You do have options. You are doomed to spend your nest-egg or retirement savings on divorcing your spouse. You must look at the divorce process from your attorney’s perspective; as a business. You are a consumer in this process and, as a consumer, there are steps that you can and should take to minimize the costs of litigation. If you follow the strategies outlined below, you can significantly lower your legal bill and focus your attorneys time on the important issues and goals of your case.

Your first step should be to be goal oriented. Remember that your attorney bills you for his or her time. Make sure that the time your attorney spends on your case will go toward meeting your goal. Before any step is taken, carefully review with your attorney the pros and cons of the proposed action. If you are not satisfied that by taking the action you will be moved closer to reaching your goal, do not authorize your attorney to proceed. Oftentimes, clients ask attorneys to take actions that, by and large, will not further their case. For example, if your spouse angers you, it may be incredibly tempting to ask your attorney to write a strong letter to the other attorney. Before you act, however, you must ask yourself what good sending this letter will do. Your attorney will bill you for your phone call explaining the issue and for the letter. Your spouse’s attorney will bill your spouse for responding, and your attorney will bill you for reviewing the response and for explaining it to you. When all is said and done, you need to consider what you will obtain out of that process. If your primary purpose is to vindicate your feelings or shame, anger or otherwise wound your spouse emotionally, it is likely that your money could be better spent.

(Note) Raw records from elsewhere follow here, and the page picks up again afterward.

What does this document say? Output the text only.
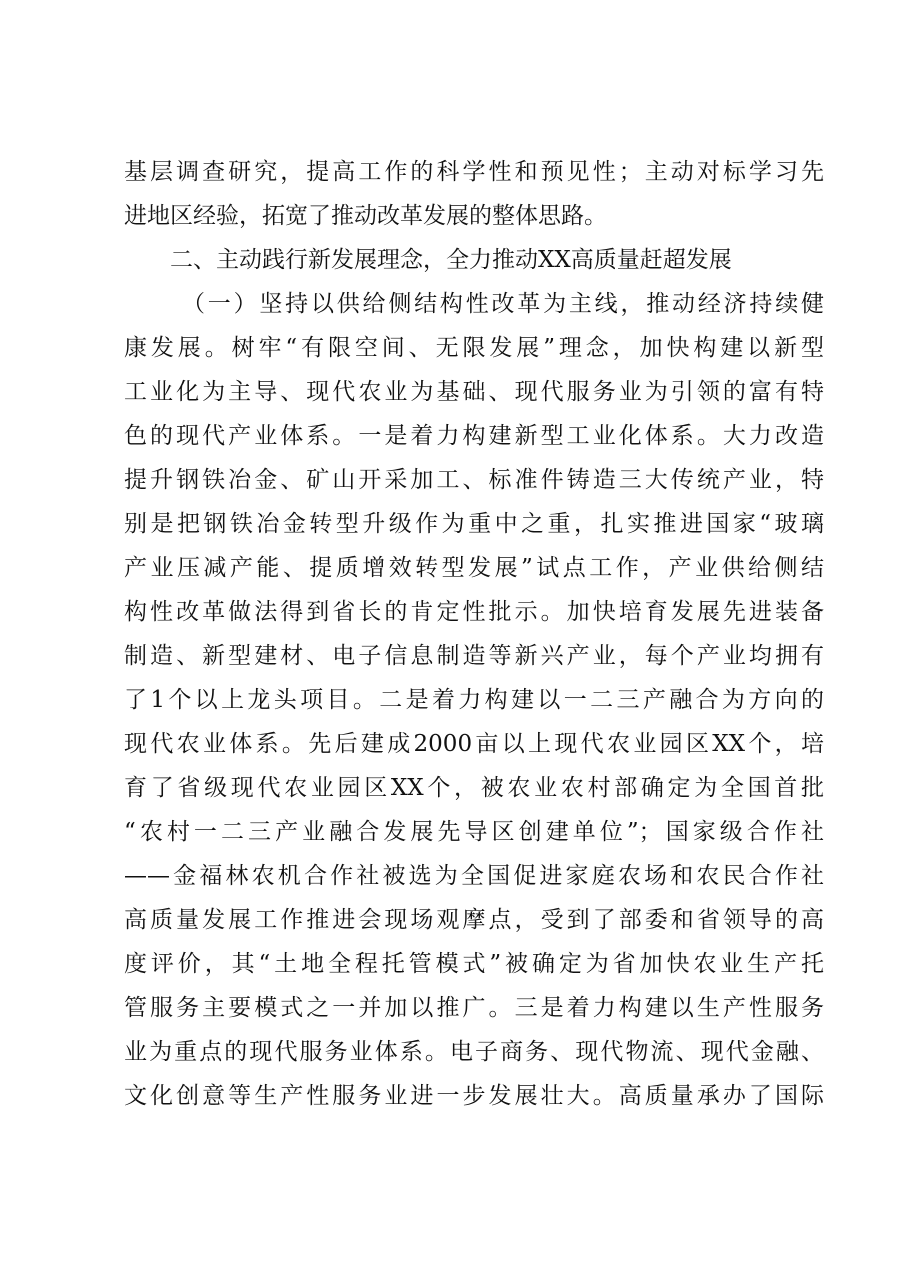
基层调查研究，提高工作的科学性和预见性；主动对标学习先
进地区经验，拓宽了推动改革发展的整体思路。
二、主动践行新发展理念，全力推动XX高质量赶超发展
（一）坚持以供给侧结构性改革为主线，推动经济持续健
康发展。树牢“有限空间、无限发展”理念，加快构建以新型
工业化为主导、现代农业为基础、现代服务业为引领的富有特
色的现代产业体系。一是着力构建新型工业化体系。大力改造
提升钢铁冶金、矿山开采加工、标准件铸造三大传统产业，特
别是把钢铁冶金转型升级作为重中之重，扎实推进国家“玻璃
产业压减产能、提质增效转型发展”试点工作，产业供给侧结
构性改革做法得到省长的肯定性批示。加快培育发展先进装备
制造、新型建材、电子信息制造等新兴产业，每个产业均拥有
了1个以上龙头项目。二是着力构建以一二三产融合为方向的
现代农业体系。先后建成2000亩以上现代农业园区XX个，培
育了省级现代农业园区XX个，被农业农村部确定为全国首批
“农村一二三产业融合发展先导区创建单位”；国家级合作社
——金福林农机合作社被选为全国促进家庭农场和农民合作社
高质量发展工作推进会现场观摩点，受到了部委和省领导的高
度评价，其“土地全程托管模式”被确定为省加快农业生产托
管服务主要模式之一并加以推广。三是着力构建以生产性服务
业为重点的现代服务业体系。电子商务、现代物流、现代金融、
文化创意等生产性服务业进一步发展壮大。高质量承办了国际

Do not call your attorney unnecessarily. While it may make you feel temporarily better to assail your attorney with tales of your spouses’ latest transgression, you will realize the error of your ways as your retainer funds are quickly depleted by repeated and unnecessary phone calls. Rather than call your attorney every time your spouse gives you your support check on Saturday morning rather than Friday evening, make a note of the general problems pending in your case to discuss with your lawyer at the same time. This analysis should also be considered when emailing your attorney. Are you a "serial emailer"? Your attorney will bill you for every email and for every response. Many attorneys have minimum time charges for every phone call, email or letter. If you call or email everyday, you will incur those charges every day. Discussing all of your pending problems during one phone call or email on an intermittent basis is much less expensive than incurring repeat charges for minor issues.

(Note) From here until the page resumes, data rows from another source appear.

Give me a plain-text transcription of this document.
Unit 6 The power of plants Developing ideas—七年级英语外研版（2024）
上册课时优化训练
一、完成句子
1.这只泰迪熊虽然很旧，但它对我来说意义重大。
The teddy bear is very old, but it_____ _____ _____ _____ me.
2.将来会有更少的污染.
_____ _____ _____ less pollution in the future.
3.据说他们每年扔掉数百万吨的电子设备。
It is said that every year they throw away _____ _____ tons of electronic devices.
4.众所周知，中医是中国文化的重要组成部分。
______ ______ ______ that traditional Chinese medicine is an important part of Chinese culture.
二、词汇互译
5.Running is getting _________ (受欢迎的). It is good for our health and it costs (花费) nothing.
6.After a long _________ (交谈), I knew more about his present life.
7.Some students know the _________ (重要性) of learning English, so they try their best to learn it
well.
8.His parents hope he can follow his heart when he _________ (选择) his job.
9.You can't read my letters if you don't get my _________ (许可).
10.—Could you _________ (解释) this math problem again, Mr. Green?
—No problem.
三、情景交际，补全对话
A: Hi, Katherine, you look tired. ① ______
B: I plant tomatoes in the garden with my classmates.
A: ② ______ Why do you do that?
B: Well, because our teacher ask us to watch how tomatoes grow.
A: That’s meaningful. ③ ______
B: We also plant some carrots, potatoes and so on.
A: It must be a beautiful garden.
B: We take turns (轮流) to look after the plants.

At the time you hire your lawyer, find out who else will be working on your file and their billable rates. If your lawyer employs associate attorneys, paralegals or secretaries, their billable rate may be lower than that of your primary attorney. By contacting these individuals for routine matters such as scheduling or basic questions, you will save money. You should also carefully review the bills your attorney sends to you. Mistakes can unfortunately be made. By reviewing your bills you can catch these errors and immediately call them to your attorney’s attention.

Finally, be aware of your attorney’s role. His or her job is to provide you with legal advice and assistance. While you may become friendly with your lawyer, his or her role is not that of therapist or friend. Attorneys bill for the time spent talking to clients. If you call your attorney to discuss your feelings rather than your case, you will likely be billed for this conversation. Your time, and money, would be better spent calling a friend or speaking with a therapist.